When the person who received the confidential information shares or uses it in breach of a NDA, the business owner who disclosed the information may suffer indirect, special or consequential losses. For example, to attract a private equity investor or joint venture partner, the owner of a start-up may need to disclose her trade secrets, ideas, intellectual property and customer information to such investor. They then enter into a “standard NDA” to protect the business owner, stating that “the investor must keep the confidential information confidential”, but also stating that “neither party will be liable for special, indirect or consequential losses suffered by the other parties”. If the potential investor or joint venture partner breaches the NDA and divulges the start-up owner’s trade secrets, ideas, intellectual property or customer information to another of its investee companies or sells the confidential information to a third party in breach of the NDA, the investor or third party could potentially use the confidential information to make a huge profit. The courts may find that the only damage suffered by the start-up is a loss of profits that constitutes indirect, special or consequential losses. As the parties expressly excluded liability for such special, indirect or consequential losses in the NDA, the start-up will have lost its trade secrets, ideas, intellectual property and customer information (likely its biggest asset) and will have no remedy for loss of profits against the potential investor or partner. Claiming special damages will be easier if the NDA includes a clause stating that “the business owner will be able to claim special damages if the confidentiality provisions are breached”.
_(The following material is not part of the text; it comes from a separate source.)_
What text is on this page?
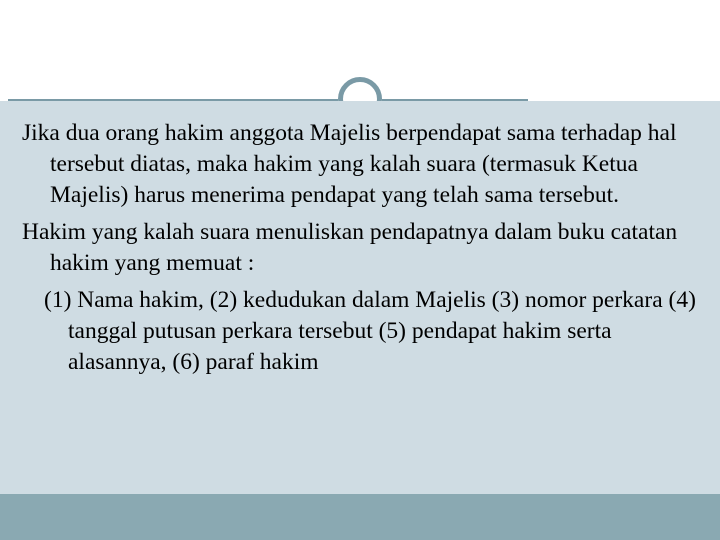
Jika dua orang hakim anggota Majelis berpendapat sama terhadap hal tersebut diatas, maka hakim yang kalah suara (termasuk Ketua Majelis) harus menerima pendapat yang telah sama tersebut.

Hakim yang kalah suara menuliskan pendapatnya dalam buku catatan hakim yang memuat :

(1) Nama hakim, (2) kedudukan dalam Majelis (3) nomor perkara (4) tanggal putusan perkara tersebut (5) pendapat hakim serta alasannya, (6) paraf hakim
Damages for breach of contract aim to put a party in the position such party would have been had the contract been properly performed. The start-up in the example above might be able to prove the benefit to the receiving party or a third party, but it will be difficult for the start-up to prove the actual loss that it suffered.

Entering into a NDA does not afford a business owner who needs to share its confidential information with absolute protection, but by remembering the following points when negotiating a NDA, the business owner can reduce its risk:

  • check whether the agreement will apply one way (if only one person is disclosing information) or both ways (if both parties are disclosing information);
  • clearly define what constitutes “confidential information”;
  • agree that confidential information may only be used to evaluate the business or business opportunity;
  • define the durationof the agreement (expect that the business owner will want to make this as long as possible and an investor will want it as short as possible); and
  • don’t agree to limit or exclude liability for special, indirect or consequential damages where a party breaches its confidentiality obligations, or the NDA may not be worth the paper it is written on.